# Hyperparameter Tuning

Using Scikit-Learn’s RandomizedSearchCV method, we can define a grid of hyperparameter ranges, and randomly sample from the grid, performing K-Fold CV with each combination of values.

In [1]:
import time
import numpy as np
import pandas as pd
from pprint import pprint
from sklearn.model_selection import KFold
from sklearn.ensemble import RandomForestRegressor
from sklearn.model_selection import cross_val_score
from sklearn.model_selection import StratifiedKFold
from sklearn.model_selection import train_test_split
from sklearn.model_selection import RandomizedSearchCV
from sklearn.metrics import mean_absolute_error, mean_squared_error

In [2]:
base_regressor = RandomForestRegressor(random_state = 42)

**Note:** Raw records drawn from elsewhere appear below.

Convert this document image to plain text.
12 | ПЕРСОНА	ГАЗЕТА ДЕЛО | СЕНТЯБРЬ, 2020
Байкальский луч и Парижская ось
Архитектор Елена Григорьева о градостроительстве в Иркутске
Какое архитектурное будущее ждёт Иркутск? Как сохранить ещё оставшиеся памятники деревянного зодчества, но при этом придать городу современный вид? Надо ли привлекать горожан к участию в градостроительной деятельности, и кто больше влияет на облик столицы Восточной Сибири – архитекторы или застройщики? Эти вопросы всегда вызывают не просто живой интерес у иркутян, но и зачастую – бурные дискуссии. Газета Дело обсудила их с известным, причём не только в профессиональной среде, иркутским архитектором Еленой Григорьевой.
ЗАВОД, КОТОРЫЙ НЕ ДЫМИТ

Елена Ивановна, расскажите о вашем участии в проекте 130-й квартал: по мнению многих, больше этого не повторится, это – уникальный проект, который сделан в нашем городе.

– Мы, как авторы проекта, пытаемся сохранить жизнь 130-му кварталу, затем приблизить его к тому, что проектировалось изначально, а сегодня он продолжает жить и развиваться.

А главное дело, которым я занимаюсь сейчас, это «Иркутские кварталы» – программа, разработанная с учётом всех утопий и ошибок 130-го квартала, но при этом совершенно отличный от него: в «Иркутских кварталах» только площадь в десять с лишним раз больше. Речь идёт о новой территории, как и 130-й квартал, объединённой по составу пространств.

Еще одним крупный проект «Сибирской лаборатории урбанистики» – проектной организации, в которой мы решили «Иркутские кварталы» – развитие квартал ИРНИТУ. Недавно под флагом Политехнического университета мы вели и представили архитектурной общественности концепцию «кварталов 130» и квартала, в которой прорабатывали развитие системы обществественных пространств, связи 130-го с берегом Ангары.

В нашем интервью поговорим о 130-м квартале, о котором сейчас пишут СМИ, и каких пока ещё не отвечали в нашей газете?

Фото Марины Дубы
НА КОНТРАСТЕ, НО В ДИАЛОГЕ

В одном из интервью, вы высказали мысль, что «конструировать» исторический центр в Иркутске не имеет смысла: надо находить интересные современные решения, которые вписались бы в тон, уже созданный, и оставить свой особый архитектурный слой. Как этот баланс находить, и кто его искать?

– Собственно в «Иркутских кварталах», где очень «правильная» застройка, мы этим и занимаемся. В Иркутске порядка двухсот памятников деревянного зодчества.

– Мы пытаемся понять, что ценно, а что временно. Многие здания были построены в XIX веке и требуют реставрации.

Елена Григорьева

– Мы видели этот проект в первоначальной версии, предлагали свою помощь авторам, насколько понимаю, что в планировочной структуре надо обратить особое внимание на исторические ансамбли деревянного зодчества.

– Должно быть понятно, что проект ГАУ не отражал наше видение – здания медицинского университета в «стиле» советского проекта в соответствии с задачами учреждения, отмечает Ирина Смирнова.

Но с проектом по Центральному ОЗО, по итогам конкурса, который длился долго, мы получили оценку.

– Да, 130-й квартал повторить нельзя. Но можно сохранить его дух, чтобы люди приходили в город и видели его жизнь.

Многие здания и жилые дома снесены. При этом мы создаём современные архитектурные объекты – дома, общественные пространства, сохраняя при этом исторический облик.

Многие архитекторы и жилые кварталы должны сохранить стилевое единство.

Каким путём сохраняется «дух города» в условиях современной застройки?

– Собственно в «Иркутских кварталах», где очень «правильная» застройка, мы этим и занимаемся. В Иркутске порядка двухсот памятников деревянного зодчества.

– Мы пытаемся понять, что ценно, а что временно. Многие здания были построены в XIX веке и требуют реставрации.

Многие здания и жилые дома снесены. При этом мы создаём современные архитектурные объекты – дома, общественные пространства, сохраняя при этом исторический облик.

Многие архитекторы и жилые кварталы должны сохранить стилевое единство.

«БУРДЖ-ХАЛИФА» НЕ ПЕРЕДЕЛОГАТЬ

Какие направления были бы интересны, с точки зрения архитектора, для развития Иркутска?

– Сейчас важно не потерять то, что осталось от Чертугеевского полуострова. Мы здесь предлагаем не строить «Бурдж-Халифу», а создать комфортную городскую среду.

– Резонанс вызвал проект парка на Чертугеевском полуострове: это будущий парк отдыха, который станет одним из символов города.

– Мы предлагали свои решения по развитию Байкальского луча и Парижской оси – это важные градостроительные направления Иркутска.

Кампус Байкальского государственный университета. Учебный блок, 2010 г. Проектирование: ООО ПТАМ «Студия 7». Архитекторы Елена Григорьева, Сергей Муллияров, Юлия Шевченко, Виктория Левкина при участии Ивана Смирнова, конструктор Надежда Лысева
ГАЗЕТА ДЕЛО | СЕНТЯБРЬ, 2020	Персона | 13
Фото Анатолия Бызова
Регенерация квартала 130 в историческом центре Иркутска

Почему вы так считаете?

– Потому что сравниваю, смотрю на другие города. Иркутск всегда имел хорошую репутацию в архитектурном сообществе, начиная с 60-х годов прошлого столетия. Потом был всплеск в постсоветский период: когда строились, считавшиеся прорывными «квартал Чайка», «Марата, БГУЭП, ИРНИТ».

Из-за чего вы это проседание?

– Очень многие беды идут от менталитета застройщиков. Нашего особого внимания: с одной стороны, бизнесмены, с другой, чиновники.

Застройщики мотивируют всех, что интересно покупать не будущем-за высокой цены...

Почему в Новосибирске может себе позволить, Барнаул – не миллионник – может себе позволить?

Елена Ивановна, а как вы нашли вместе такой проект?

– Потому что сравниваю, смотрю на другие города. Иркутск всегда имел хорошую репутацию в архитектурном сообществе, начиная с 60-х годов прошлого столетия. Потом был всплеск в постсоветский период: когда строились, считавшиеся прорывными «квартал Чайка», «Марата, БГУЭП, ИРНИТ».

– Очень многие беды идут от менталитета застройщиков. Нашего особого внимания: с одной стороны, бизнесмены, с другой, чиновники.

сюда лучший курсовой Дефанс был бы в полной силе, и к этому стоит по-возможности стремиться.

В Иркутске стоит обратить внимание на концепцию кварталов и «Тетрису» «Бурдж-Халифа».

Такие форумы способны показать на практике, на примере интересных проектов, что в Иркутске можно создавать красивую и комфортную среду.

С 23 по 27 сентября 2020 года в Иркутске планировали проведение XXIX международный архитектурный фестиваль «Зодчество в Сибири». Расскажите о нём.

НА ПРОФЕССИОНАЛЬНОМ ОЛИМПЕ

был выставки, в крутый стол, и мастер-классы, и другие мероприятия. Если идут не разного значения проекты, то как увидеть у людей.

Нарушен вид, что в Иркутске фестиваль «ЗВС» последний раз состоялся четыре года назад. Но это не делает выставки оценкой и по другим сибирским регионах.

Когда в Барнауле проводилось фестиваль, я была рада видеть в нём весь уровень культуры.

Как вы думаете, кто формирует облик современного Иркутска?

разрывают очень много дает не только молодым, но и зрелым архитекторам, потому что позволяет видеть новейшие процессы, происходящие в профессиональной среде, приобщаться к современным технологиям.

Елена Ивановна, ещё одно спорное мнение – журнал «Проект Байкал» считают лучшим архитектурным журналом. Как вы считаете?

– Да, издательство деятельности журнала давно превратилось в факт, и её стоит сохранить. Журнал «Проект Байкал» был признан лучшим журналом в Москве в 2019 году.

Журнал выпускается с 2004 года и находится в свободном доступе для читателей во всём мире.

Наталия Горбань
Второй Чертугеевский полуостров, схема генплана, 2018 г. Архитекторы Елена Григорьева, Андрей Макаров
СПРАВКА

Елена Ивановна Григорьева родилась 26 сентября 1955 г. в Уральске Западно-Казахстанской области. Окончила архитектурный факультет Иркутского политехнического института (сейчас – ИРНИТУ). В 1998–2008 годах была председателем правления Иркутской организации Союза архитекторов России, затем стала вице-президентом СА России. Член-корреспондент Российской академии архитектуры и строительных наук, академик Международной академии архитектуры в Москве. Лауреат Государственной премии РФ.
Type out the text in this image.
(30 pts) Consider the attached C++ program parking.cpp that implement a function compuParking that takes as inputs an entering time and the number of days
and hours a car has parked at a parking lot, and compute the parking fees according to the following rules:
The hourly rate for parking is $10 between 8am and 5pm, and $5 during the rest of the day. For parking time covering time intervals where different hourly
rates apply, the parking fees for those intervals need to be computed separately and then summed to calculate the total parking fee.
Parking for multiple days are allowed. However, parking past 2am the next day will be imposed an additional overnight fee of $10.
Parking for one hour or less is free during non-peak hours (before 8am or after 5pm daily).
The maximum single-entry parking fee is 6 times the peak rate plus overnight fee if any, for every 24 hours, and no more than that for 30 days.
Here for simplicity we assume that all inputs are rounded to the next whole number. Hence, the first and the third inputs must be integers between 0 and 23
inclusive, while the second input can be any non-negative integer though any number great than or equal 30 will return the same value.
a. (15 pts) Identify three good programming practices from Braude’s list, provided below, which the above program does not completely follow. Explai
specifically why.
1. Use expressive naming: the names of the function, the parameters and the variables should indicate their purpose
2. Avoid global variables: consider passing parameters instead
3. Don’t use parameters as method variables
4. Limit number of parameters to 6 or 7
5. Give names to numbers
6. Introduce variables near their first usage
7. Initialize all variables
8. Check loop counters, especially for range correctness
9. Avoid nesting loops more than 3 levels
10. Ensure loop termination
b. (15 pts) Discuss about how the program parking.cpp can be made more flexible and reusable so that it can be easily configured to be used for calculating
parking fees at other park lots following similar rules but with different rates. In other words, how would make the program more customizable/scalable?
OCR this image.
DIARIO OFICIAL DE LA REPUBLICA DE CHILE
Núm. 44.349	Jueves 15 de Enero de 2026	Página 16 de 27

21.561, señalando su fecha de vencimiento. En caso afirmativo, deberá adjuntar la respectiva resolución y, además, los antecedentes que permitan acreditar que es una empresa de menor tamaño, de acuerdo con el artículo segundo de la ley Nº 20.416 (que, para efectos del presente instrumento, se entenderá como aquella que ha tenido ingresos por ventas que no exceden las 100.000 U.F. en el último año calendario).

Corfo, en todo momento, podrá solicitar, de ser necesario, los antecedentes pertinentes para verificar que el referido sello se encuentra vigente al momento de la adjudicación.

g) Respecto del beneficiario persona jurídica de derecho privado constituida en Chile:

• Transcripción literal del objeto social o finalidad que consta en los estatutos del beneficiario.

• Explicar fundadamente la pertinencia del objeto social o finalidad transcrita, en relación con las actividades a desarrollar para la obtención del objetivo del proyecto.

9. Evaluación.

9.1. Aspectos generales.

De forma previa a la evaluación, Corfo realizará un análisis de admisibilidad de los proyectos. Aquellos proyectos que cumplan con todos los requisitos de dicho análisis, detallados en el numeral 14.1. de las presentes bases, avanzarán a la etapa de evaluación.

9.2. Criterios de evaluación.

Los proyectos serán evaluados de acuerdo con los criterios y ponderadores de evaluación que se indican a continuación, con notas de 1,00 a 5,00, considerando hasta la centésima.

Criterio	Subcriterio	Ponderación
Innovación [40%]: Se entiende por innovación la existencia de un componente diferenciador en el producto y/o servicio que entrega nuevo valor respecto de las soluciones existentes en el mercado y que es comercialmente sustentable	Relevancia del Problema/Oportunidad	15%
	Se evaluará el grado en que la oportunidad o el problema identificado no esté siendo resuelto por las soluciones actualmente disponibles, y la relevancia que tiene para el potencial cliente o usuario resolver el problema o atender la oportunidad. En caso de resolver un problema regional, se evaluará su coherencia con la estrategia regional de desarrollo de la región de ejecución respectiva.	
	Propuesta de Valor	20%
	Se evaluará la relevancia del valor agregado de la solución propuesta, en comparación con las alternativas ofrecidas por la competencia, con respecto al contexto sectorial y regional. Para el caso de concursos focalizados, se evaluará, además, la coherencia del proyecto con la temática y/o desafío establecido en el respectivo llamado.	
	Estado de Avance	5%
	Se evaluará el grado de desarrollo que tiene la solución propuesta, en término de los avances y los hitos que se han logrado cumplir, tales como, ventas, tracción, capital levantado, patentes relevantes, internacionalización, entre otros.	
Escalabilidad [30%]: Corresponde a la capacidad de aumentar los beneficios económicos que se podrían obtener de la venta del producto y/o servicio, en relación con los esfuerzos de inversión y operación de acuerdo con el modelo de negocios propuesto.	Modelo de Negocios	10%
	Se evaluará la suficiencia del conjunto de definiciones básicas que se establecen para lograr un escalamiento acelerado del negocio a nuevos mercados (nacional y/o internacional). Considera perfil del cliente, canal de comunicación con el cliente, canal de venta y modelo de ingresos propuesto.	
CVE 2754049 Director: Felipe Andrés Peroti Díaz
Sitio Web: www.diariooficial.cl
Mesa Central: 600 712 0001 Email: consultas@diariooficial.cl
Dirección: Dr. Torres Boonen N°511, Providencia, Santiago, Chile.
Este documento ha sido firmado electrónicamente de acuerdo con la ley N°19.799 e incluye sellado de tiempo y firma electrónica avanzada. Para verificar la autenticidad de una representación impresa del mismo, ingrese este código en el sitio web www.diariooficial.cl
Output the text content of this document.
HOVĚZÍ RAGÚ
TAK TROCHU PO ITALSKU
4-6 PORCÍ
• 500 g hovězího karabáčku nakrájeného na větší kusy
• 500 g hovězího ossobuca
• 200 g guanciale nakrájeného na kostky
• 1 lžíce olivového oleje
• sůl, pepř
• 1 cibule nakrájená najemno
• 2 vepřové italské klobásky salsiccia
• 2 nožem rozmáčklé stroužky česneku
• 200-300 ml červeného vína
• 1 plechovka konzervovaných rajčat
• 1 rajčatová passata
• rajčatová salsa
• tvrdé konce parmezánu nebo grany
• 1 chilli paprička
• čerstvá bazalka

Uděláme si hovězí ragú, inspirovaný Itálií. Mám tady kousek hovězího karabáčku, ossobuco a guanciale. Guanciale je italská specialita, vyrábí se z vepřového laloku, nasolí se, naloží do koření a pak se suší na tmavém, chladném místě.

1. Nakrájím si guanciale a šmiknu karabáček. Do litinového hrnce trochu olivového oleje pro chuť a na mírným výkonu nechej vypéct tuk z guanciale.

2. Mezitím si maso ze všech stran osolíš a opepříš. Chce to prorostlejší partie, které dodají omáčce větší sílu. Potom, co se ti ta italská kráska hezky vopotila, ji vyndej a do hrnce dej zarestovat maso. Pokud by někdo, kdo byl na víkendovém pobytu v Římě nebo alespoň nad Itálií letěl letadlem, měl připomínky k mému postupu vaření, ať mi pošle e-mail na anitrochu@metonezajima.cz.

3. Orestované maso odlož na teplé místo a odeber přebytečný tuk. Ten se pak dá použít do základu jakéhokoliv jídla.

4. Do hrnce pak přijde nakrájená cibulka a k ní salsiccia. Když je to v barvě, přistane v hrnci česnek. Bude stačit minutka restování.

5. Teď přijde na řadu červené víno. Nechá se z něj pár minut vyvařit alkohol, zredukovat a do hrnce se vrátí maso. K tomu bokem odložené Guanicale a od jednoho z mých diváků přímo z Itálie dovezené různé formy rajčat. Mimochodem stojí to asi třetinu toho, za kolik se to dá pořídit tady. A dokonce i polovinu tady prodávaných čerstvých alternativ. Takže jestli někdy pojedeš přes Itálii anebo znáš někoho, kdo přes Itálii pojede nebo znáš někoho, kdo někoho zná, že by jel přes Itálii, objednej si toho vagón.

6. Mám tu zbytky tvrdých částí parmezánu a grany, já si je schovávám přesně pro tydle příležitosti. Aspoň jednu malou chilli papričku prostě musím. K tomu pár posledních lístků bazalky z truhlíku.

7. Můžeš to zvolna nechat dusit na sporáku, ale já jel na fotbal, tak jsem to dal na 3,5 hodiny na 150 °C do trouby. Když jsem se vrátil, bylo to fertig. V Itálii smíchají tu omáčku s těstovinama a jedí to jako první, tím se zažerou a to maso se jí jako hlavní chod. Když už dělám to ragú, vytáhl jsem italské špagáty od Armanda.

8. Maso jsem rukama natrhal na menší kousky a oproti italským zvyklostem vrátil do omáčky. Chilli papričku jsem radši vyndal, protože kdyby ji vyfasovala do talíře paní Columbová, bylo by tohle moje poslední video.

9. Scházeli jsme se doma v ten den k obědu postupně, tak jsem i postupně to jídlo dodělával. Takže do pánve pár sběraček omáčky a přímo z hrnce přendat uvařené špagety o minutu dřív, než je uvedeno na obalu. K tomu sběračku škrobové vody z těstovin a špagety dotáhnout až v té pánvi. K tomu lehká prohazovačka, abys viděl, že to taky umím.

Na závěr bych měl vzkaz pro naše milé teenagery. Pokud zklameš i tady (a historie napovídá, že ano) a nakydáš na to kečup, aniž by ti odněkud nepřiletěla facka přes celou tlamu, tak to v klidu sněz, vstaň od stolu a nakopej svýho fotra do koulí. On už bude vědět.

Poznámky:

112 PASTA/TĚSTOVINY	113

print('Parameters currently in use:\n')
pprint(base_regressor.get_params())

Parameters currently in use:

{'bootstrap': True,
 'ccp_alpha': 0.0,
 'criterion': 'squared_error',
 'max_depth': None,
 'max_features': 1.0,
 'max_leaf_nodes': None,
 'max_samples': None,
 'min_impurity_decrease': 0.0,
 'min_samples_leaf': 1,
 'min_samples_split': 2,
 'min_weight_fraction_leaf': 0.0,
 'n_estimators': 100,
 'n_jobs': None,
 'oob_score': False,
 'random_state': 42,
 'verbose': 0,
 'warm_start': False}


In [3]:
bootstrap = [True, False]

criteria = ["squared_error", "absolute_error", "friedman_mse", "poisson"]

max_depth = [int(x) for x in np.linspace(10, 110, num = 11)]
max_depth.append(None)

max_features = ['sqrt', 'log2', 1.0]
max_features.append(None)

min_samples_leaf = [1, 2, 4, 6]

min_samples_split = [1, 2, 5, 10]

n_estimators = [int(x) for x in np.linspace(start = 10, stop = 2000, num = 10)]

warm_start = [True, False]

# Create the random grid
random_grid = {
    'bootstrap'        : bootstrap,
    'criterion'        : criteria,
    'max_depth'        : max_depth,
    'max_features'     : max_features,
    'min_samples_leaf' : min_samples_leaf,
    'min_samples_split': min_samples_split,
    'n_estimators'     : n_estimators,
    'warm_start'       : warm_start
}

pprint(random_grid)

{'bootstrap': [True, False],
 'criterion': ['squared_error', 'absolute_error', 'friedman_mse', 'poisson'],
 'max_depth': [10, 20, 30, 40, 50, 60, 70, 80, 90, 100, 110, None],
 'max_features': ['sqrt', 'log2', 1.0, None],
 'min_samples_leaf': [1, 2, 4, 6],
 'min_samples_split': [1, 2, 5, 10],
 'n_estimators': [10, 231, 452, 673, 894, 1115, 1336, 1557, 1778, 2000],
 'warm_start': [True, False]}


In [4]:
base_path = '/kaggle/input/self-reported-qol/20230625-processed-'

df_physical      = pd.read_csv(base_path + 'physical-qol.csv')
df_psychological = pd.read_csv(base_path + 'psychological-qol.csv')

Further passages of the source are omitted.